Seraphina Goldfarb-Tarrant is the Head of Safety at Cohere, where she works on both the practice and the theory of evaluating and mitigating harms from LLMs. She did her PhD at the University of Edinburgh in Fairness for NLP, and her MSc on Natural Language Generation at the University of Washington. Her research interests include the intersection of fairness with robustness and generalisation, cross-lingual transfer, and causal analysis. Previously, she worked at Google for five years in Tokyo, NYC, and Shanghai, and has been a Research Engineer for DARPA and the Gates Foundation. She also spent two years as a sailor in the North Sea.

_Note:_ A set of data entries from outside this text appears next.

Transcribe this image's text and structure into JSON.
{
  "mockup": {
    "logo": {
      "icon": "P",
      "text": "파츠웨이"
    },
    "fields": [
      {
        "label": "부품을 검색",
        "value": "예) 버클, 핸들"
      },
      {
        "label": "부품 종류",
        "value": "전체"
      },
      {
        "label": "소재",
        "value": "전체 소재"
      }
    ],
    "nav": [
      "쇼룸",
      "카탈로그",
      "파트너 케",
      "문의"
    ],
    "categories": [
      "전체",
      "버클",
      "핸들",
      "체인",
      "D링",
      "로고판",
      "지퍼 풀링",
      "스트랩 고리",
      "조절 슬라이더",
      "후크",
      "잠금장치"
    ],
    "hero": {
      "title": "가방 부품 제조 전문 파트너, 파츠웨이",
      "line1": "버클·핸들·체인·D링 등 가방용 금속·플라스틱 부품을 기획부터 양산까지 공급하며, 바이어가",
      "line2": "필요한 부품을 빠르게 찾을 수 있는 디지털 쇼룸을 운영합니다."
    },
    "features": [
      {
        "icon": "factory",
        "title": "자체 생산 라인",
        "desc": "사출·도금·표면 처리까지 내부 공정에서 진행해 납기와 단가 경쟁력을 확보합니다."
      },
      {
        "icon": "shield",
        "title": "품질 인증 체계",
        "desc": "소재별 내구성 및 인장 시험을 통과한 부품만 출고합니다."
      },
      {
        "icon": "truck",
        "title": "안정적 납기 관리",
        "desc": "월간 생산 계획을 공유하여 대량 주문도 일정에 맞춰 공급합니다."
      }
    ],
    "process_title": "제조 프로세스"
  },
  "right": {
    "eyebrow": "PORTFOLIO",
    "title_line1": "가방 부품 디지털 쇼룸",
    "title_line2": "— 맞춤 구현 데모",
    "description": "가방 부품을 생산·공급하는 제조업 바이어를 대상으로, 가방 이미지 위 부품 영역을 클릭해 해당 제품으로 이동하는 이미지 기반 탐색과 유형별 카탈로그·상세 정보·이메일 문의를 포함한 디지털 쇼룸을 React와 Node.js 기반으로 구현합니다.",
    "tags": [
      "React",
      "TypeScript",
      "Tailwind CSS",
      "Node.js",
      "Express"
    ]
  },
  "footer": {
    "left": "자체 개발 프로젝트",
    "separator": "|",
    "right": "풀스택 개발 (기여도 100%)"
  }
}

Dr. Eric Horvitz is Microsoft's Chief Scientific Officer, spearheading company-wide initiatives and navigating opportunities at the confluence of scientific frontiers, technology, and society, including strategic efforts in AI, medicine, and the biosciences. His research centers on challenges with machine learning, reasoning, and action amidst the complexities of the open world, and mechanisms that support human-AI interaction and complementarity. His efforts and collaborations have led to the fielding of AI technologies in healthcare, transportation, aerospace, and computing applications.Beyond his scientific work, Dr. Horvitz pursues programs, organizations, and studies on ethics, values, and safety with applications and influences of AI. He has been inducted into the National Academy of Engineering, the American Academy of Arts and Sciences, the American Philosophical Society, and the CHI Academy. He is also a Fellow of the Association for the Advancement of AI (AAAI), the Association for the Advancement of Science (AAAS), the Association for Computing Machinery (ACM), and the American College of Medical Informatics (ACMI).
David Haber is the Founder and CEO of Lakera A, a start-up dedicated to ensuring the security of AI models. With over a decade of experience in developing ML products, David's team focuses on providing development teams with tools to prioritize safety, security, and ethics in AI models. Previously, David was the Head of Machine Learning at Daedalean and Lead Engineer at Soma Analytics. He holds a degree from Imperial College London.